Лиза сразу заметила некоторую хмурость, легшую тенью на челе своего возлюбленного, и чисто по-женски попыталась разрядить несколько напряженную обстановку.

– Что тревожит вас, государь батюшка? – негромко спросила Петра нагая Лиза, откинув одеяло.

Петр с трудом чуть придавил нарастающее желание, но противостоять ему долго не смог. Его опять потянуло к этой молодой женщине всей подкоркой мозга, и с ней он почувствовал себя спокойно и уверенно, и именно от нее он мог получить дополнительную силу. Ему захотелось прижать Лизу к груди, насытиться ее молодым телом. И он уже не стал себя сдерживать…

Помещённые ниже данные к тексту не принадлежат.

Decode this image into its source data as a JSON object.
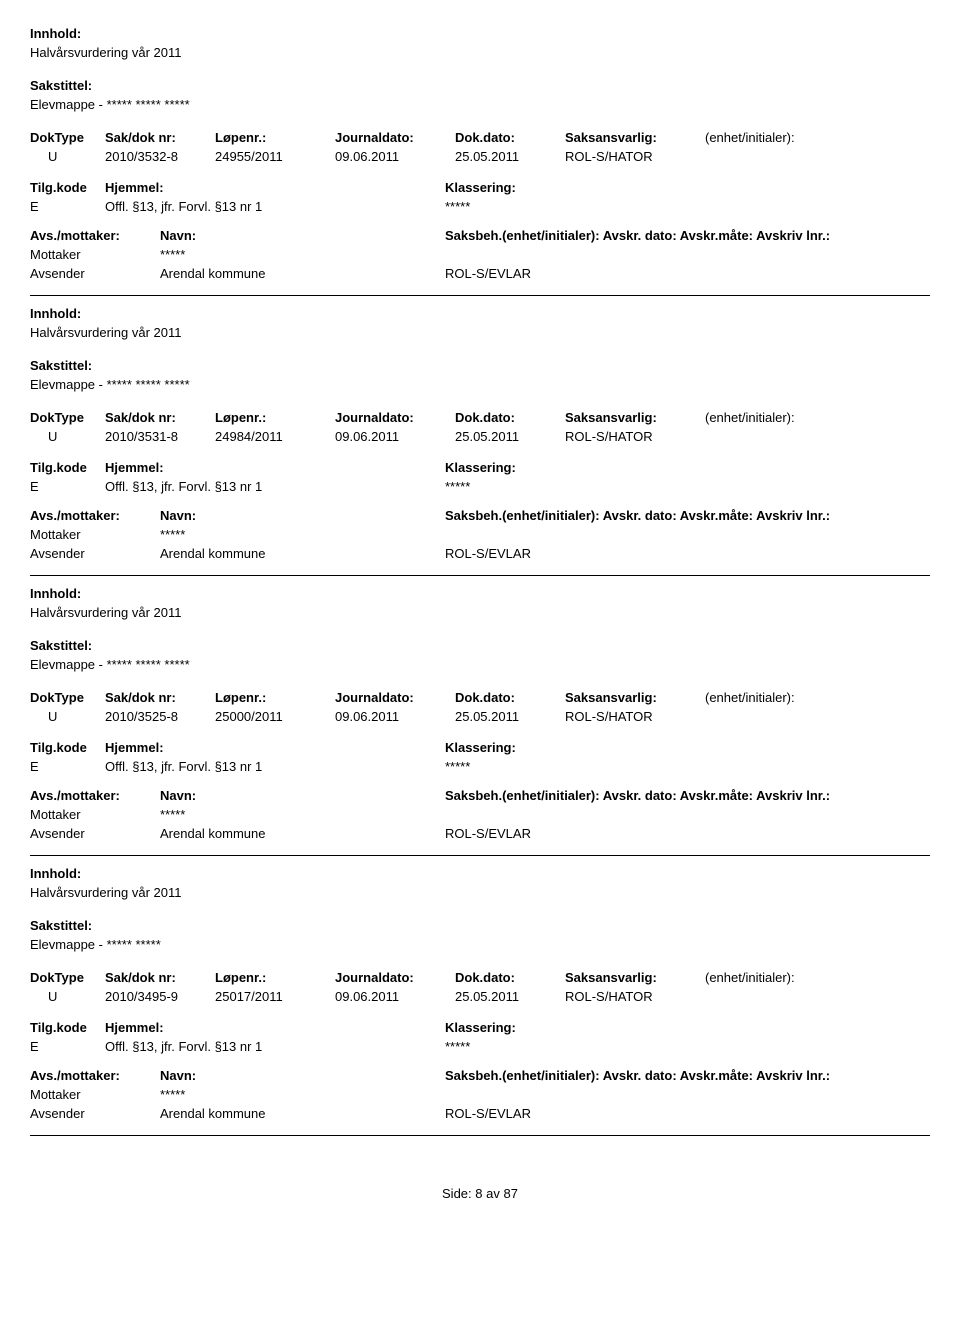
{
  "labels": {
    "innhold": "Innhold:",
    "sakstittel": "Sakstittel:",
    "doktype": "DokType",
    "sakdok": "Sak/dok nr:",
    "lopenr": "Løpenr.:",
    "journaldato": "Journaldato:",
    "dokdato": "Dok.dato:",
    "saksansvarlig": "Saksansvarlig:",
    "enhet": "(enhet/initialer):",
    "tilgkode": "Tilg.kode",
    "hjemmel": "Hjemmel:",
    "klassering": "Klassering:",
    "avsmottaker": "Avs./mottaker:",
    "navn": "Navn:",
    "saksbeh": "Saksbeh.(enhet/initialer): Avskr. dato:  Avskr.måte: Avskriv lnr.:",
    "mottaker": "Mottaker",
    "avsender": "Avsender"
  },
  "records": [
    {
      "innhold": "Halvårsvurdering vår 2011",
      "sakstittel": "Elevmappe - ***** ***** *****",
      "doktype": "U",
      "sakdok": "2010/3532-8",
      "lopenr": "24955/2011",
      "journaldato": "09.06.2011",
      "dokdato": "25.05.2011",
      "saksansvarlig": "ROL-S/HATOR",
      "tilgkode": "E",
      "hjemmel": "Offl. §13, jfr. Forvl. §13 nr 1",
      "klassering": "*****",
      "mottaker_navn": "*****",
      "avsender_navn": "Arendal kommune",
      "avsender_kode": "ROL-S/EVLAR"
    },
    {
      "innhold": "Halvårsvurdering vår 2011",
      "sakstittel": "Elevmappe - ***** ***** *****",
      "doktype": "U",
      "sakdok": "2010/3531-8",
      "lopenr": "24984/2011",
      "journaldato": "09.06.2011",
      "dokdato": "25.05.2011",
      "saksansvarlig": "ROL-S/HATOR",
      "tilgkode": "E",
      "hjemmel": "Offl. §13, jfr. Forvl. §13 nr 1",
      "klassering": "*****",
      "mottaker_navn": "*****",
      "avsender_navn": "Arendal kommune",
      "avsender_kode": "ROL-S/EVLAR"
    },
    {
      "innhold": "Halvårsvurdering vår 2011",
      "sakstittel": "Elevmappe - ***** ***** *****",
      "doktype": "U",
      "sakdok": "2010/3525-8",
      "lopenr": "25000/2011",
      "journaldato": "09.06.2011",
      "dokdato": "25.05.2011",
      "saksansvarlig": "ROL-S/HATOR",
      "tilgkode": "E",
      "hjemmel": "Offl. §13, jfr. Forvl. §13 nr 1",
      "klassering": "*****",
      "mottaker_navn": "*****",
      "avsender_navn": "Arendal kommune",
      "avsender_kode": "ROL-S/EVLAR"
    },
    {
      "innhold": "Halvårsvurdering vår 2011",
      "sakstittel": "Elevmappe - ***** *****",
      "doktype": "U",
      "sakdok": "2010/3495-9",
      "lopenr": "25017/2011",
      "journaldato": "09.06.2011",
      "dokdato": "25.05.2011",
      "saksansvarlig": "ROL-S/HATOR",
      "tilgkode": "E",
      "hjemmel": "Offl. §13, jfr. Forvl. §13 nr 1",
      "klassering": "*****",
      "mottaker_navn": "*****",
      "avsender_navn": "Arendal kommune",
      "avsender_kode": "ROL-S/EVLAR"
    }
  ],
  "footer": {
    "side": "Side:",
    "page": "8",
    "av": "av",
    "total": "87"
  }
}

День третий 29 июня 1762 года

Ораниенбаум

Драгуны шли плотными шеренгами, стремя к стремени. Палаши вытянуты над конскими головами – «гот мит унс». И от этой лавины шустро убегали солдаты в зеленых мундирах с красными обшлагами. Но скрыться от всадников не смогли и были за считаные минуты смяты и порублены в мелкое крошево.

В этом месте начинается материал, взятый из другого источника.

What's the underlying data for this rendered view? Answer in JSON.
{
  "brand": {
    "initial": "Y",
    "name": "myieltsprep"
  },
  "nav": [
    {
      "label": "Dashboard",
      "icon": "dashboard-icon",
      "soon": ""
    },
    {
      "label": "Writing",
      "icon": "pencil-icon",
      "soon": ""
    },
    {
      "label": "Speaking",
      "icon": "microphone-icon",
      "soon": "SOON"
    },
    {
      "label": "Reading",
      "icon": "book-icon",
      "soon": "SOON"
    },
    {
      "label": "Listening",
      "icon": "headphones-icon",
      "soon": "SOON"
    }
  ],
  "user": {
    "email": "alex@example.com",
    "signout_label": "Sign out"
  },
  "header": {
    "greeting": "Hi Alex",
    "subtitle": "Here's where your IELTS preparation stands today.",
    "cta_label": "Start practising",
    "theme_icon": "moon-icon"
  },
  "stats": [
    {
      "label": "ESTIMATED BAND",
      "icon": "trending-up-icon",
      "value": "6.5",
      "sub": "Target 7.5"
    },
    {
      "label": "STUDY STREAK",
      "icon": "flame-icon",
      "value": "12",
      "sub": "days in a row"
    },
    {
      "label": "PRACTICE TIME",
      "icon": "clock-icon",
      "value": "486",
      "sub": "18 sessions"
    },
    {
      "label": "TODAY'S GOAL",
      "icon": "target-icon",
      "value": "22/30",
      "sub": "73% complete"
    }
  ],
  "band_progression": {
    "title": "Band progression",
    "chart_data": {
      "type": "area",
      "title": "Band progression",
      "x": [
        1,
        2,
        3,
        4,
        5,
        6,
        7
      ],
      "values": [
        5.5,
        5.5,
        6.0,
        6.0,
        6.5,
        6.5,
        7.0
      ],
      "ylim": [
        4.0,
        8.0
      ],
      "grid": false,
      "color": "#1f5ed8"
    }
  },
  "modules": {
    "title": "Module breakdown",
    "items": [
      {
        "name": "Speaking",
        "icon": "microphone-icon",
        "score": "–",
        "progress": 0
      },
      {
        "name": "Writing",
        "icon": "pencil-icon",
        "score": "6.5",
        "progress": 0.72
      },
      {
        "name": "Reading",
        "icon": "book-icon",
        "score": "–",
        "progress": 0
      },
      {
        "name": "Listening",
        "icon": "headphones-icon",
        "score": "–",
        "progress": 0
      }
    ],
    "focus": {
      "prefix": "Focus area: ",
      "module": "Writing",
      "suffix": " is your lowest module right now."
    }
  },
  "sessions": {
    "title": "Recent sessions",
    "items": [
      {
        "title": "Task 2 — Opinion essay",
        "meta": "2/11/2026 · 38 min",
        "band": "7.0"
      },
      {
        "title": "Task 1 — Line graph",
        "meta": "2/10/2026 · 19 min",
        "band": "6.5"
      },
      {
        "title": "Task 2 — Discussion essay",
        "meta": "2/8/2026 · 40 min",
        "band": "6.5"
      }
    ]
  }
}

Те немногие из зеленых, что стартовали в паническом беге намного раньше, нашли свое спасение в топком болоте. Несколько драгун, в горячке увлекшись погоней, так хорошо в нем завязли, что были с трудом извлечены из топи. Но вот лошадей спасти не удалось, несмотря на все усилия. Так и сгинули они в болоте, жалобно ржа и виня людей в своей гибели.

Петр понял, что продолжать дальнейшее преследование бесцельно, кавалерия дальше идти не может. Неожиданно рядом с ним появился всадник в строгом синем мундире, худой, с хищным лицом. Белесые волосы и такие же бесцветные глаза. Узкие губы искривились в хищном оскале голодного волка. С длинной тяжелой шпаги капала кровь…

Всадник окинул взглядом Петра – внутри у Рыка сразу похолодело. Он внезапно почувствовал, что это не человек по своей сути, а какой-то жестокий языческий бог войны. И благоразумно решил держаться от него подальше. Мысль, конечно, здравая, но вот всадник имел иное мнение.

Он соскочил с коня и подошел к Петру. Посмотрел в глаза, потом обернулся и громко спросил у своего адъютанта в расшитом золотом синем мундире с желтыми отворотами и обшлагами:

– Как называется это место?

– Головчино, ваше королевское величество.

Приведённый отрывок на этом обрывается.